There was a well-documented time in the career of Elton John, during which his Rocketman moniker had a double meaning, representing both the smash hit that he wrote of that name, and is frequently intoxicated state for nearly 16 years. Now, with the impending release of his similarly titled cinematic biography, and with nearly three decades of sobriety under his sequined belt, Elton John is seemingly more candid than ever about his years of drug and alcohol addiction, his road to recovery, and his lasting legacy in the pop-music canon.
Although he has, for nearly half a century, been a larger-than-life presence on stage, commanding the attention of hundreds of thousands of people at a time, John’s unflinchingly humanizing accounts of his life of addiction are similar to moments through which many of us can, and have, seen ourselves or our friends go when using, proving once again that addiction is the great equalizer.

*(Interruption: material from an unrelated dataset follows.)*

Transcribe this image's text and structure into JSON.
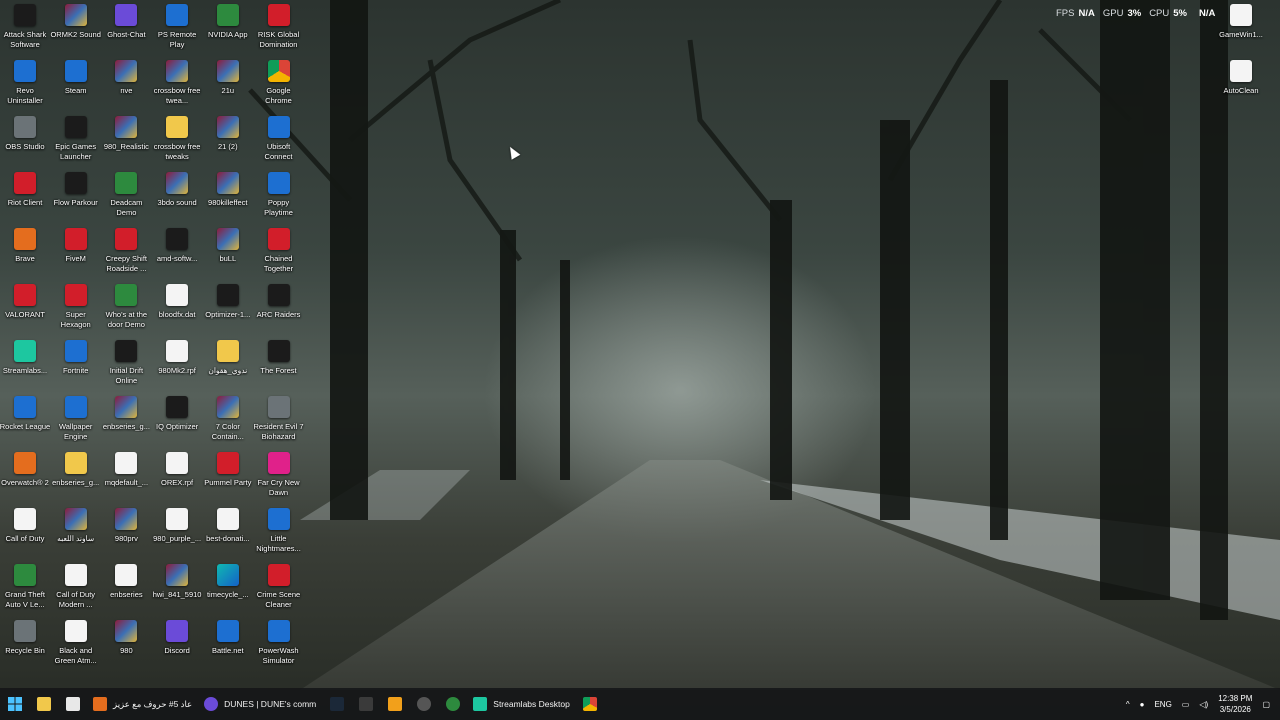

A Common Path for An Uncommon Man
Elton John has stated that his drug and alcohol addiction began primarily as a means of gaining confidence and breaking out of what he calls his shyness and reserve when he was offstage. He started using cocaine to be more outgoing and soon found himself ensnared by a variety of substance use issues, including alcohol, marijuana and more. His addiction severely affected his career, his sleep, his eating habits, his relationships and his quality of life, even leading him to the edge of death. Of his cocaine addiction, the singer has said: “I mean, I would have an epileptic seizure and turn blue, and people would find me on the floor and put me to bed, and then 40 minutes later I’d be snorting another line.”
Elton John admits to naivety surrounding drug and alcohol addiction, and has said that he didn’t fully grasp the consequences. Although very few will ever have a number-one hit, a platinum record, or a fan base in the millions, John’s path to addiction, his initial lack of understanding of its impact, and its costs are all things to which many in the recovery community, and those who are still actively using, can closely relate.
Wake-Up Call and Recovery
Elton John said he started retreating from drug and alcohol addiction and pursuing sobriety after meeting Ryan White, the American teenager and hemophiliac who contracted AIDS from a contaminated blood transfusion. White and his family gave John the inspiration to start his AIDS Foundation. Within six months of White’s death, John stopped using substances and has been clean since. John continued for years to struggle with addictive personality traits not related to alcohol addiction, something with which many in the recovery community can also identify. When he was sidelined by near fatal illness in 2013, he began to reevaluate life and slow down. Rocketman hits screens on May 31st and appears to tell the entirety of John’s story, from the ordinary to the extraordinary.